Here was the problem, though: North of Boundary Wood, there was a large, flat tract of land covered only with scrub trees. As long as the wolves were crossing it to the next stretch of woods, they were easy targets. I’d driven past it before, and it hadn’t seemed like too wide of an area. But that was me in a car going fifty-eight miles an hour. Now we were on foot going maybe six, eight miles an hour. And the edge of the horizon was pinking as the sun contemplated coming up.
Too soon. Or maybe we were too late. The scrub stretched out for miles ahead of us. There was no way that the wolves would be across it by the time the sun came up. The only thing I could hope for was that the helicopter was slow to get started. That it started on the far side of Boundary Wood and was more concerned with why there didn’t seem to be any wolves in it anymore. If we were lucky, that would be how it worked. If the world were fair.
CHAPTER SEVENTY-ONE
ISABEL
By the time I found the Volkswagen, abandoned in the parking lot by the lake, it was dawn. I swore at Cole for leaving Sam’s phone behind, for leaving the car behind, but then I saw that the pack had left cluttered tracks in the dew. More wolf prints than I’d ever seen before. How many was that? Ten wolves? Twenty? The brush was beaten down where they’d waited, and then the prints led back out to the road. Like the journal had said.
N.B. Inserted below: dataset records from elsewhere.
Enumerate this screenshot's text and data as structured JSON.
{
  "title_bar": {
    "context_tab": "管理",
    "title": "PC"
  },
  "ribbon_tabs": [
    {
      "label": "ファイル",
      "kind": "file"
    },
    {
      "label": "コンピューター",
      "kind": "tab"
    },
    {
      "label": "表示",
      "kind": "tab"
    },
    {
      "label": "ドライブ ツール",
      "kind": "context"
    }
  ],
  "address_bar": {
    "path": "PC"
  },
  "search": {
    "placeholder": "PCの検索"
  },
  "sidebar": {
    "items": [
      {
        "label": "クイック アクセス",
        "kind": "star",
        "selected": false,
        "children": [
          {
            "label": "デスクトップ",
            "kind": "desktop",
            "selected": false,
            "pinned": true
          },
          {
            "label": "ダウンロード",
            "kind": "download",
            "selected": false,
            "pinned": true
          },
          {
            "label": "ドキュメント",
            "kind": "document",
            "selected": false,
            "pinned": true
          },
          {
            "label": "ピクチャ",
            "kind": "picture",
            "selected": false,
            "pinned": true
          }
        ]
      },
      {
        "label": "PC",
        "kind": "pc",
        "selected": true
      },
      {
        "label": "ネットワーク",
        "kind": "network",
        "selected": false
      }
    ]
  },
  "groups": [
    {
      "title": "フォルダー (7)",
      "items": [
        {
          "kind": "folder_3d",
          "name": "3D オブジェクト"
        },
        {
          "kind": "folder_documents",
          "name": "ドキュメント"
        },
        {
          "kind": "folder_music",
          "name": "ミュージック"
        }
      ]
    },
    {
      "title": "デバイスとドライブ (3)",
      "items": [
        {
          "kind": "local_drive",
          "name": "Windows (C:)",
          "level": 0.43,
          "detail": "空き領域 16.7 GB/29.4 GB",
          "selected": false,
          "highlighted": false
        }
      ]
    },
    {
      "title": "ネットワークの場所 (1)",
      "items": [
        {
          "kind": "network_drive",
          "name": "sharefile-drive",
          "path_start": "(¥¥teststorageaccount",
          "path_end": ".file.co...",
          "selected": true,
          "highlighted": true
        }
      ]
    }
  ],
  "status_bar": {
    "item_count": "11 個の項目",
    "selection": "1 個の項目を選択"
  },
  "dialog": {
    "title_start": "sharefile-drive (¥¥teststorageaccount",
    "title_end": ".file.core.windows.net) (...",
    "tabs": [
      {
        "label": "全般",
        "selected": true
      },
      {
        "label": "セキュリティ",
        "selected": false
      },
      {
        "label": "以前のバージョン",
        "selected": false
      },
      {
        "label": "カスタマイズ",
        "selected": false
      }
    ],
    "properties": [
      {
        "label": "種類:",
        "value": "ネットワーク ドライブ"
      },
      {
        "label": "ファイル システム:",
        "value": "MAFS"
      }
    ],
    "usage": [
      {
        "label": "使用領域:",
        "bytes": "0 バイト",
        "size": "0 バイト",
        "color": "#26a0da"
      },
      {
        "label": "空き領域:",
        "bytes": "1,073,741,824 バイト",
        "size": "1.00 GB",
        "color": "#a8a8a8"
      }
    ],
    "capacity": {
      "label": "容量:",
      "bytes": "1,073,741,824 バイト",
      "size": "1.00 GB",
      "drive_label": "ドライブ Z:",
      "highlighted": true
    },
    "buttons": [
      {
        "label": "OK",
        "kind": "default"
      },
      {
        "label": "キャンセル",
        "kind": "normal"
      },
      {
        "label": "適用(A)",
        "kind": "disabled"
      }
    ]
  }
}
Heading up 169.
I was so pumped to know that I was on the right track that I didn’t realize, at first, what it meant that I could see the tracks so clearly. The sun was coming up, which meant we were running out of time. No, we were already out of time, unless the wolves were well away from the woods. There was a big, ugly stretch of alien wasteland on 169 leading out of Boundary Wood and Mercy Falls. If the wolves got caught there, they’d be totally exposed to my father and his enterprising rifle.
All I could think was that things would be fine if only I could get to the wolves. So I sent the SUV speeding down the road. I was freezing, I realized; even though it wasn’t that cold, just normal early-morning chill, I couldn’t seem to keep warm. I cranked up the heater and gripped the steering wheel. I didn’t pass any traffic — who would be out on this hick road at dawn except for wolves and the people hunting them, anyway? I wasn’t sure which category that put me in.
And there, suddenly, were the wolves. In the half-light of dawn, they were dark spots against the scrubby ground, only presenting themselves as different shades of gray and black when I got closer. Of course, they were smack-dab in the middle of the alien wasteland, strung out in a long, orderly line, two and three across, perfect targets. As I got closer, I saw the wolf that was Grace up at the front — no way could I forget the shape of her body and the length of her legs and the way she carried her head — and next to her, Sam. I saw a white wolf, and for a brief, confused moment, thought it was Olivia. But then I remembered, and realized it must be Shelby, the crazy wolf that had followed us to the clinic so long ago. The other wolves were strangers to me. Just wolves.
And there, far ahead of me, running by the side of the road, a human. The low sun stretched his shadow out one hundred times taller than him. Cole St. Clair, running alongside the wolves, sidestepping debris on the roadside every so often and sometimes jumping the ditch for a few strides and then back again. He held his arms out for balance as he leaped, unself-conscious, like a boy. There was something so fiercely big about the gesture of Cole running with the wolves that it made the last thing I said to him ring in my ears. Shame warmed me when nothing else could.